Nel campo della messa a punto dei Lab-on-Chip si muovono anche alcuni Istituti del CNR. E’ di questi giorni una pubblicazione (Optics Express: http://www.opticsinfobase.org/oe/abstract.cfm?uri=oe-19-23-23215) che coinvolge ricercatori dell’Istituto Nazionale di Ottica del CNR con sede a Firenze e dell’Istituto per la Microelettronica e Microsistemi del CNR a Catania, in collaborazione con Rowland Institute di Harvard di Cambridge (Massachusetts) e Centro di fecondazione assistita di Napoli. I ricercatori hanno messo a punto uno dispositivo per per valutare la motilità e la morfologia tri-dimensionale degli spermatozoi, un sistema che può aiutare gli studi sulla infertilità maschile, anche ai fini della fecondazione assistita. “Gli attuali sistemi di analisi utilizzati per valutare la motilità degli spermatozoi”, spiega Giuseppe Coppola dell’Imm-Cnr di Napoli, “si basano su immagini bidimensionali e quindi non forniscono una informazione completa sul reale e naturale ambiente nel quale si muovono le cellule. La concentrazione e la mobilità degli spermatozoi sono lasciate a valutazioni visuali soggettive o a processi di analisi al computer sempre bidimensionali”. Con questo strumenti invece “è possibile osservare il movimento degli spermatozoi nello spazio tridimensionale e al contempo individuarne eventuali anomalie di forma o di struttura, consentendo quindi di studiare e comprendere meglio i problemi di infertilità”.
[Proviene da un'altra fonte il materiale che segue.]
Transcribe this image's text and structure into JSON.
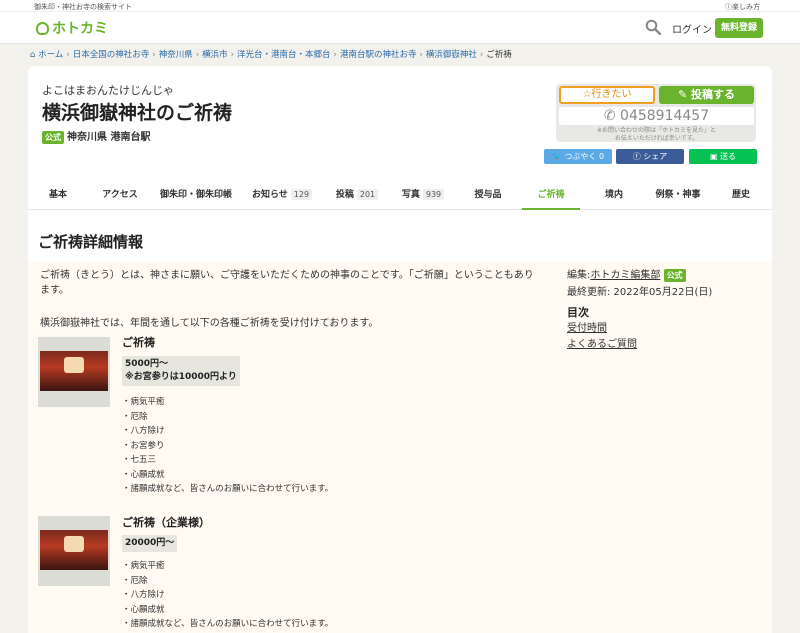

Un aspetto interessante di questo strumento è l’impiego di luce laser a potenze tali da evitare danni alle cellule e senza la necessità di marcarli con composti fluorescenti. Negli ultimi anni molti gruppi di ricerca stanno utilizzando sorgenti laser, ad esempio veicolate su fibre ottiche, al fine di monitorare la sofferenza tissutale in campi operatori o per fare biopsie ottiche. Gli ologrammi tridimensionali prodotti dai ricercatori del CNR dell’Imm possono rappresentare uno straordinario strumento diagnostico che sarà cruciale nel futuro per l’imaging e la diagnostica nel settore delle biotecnologie su piattaforme Lab-on-a-Chip.

La miniaturizzazione e le immagini tridimensionali aiutano gli studi sulla infertilità maschile.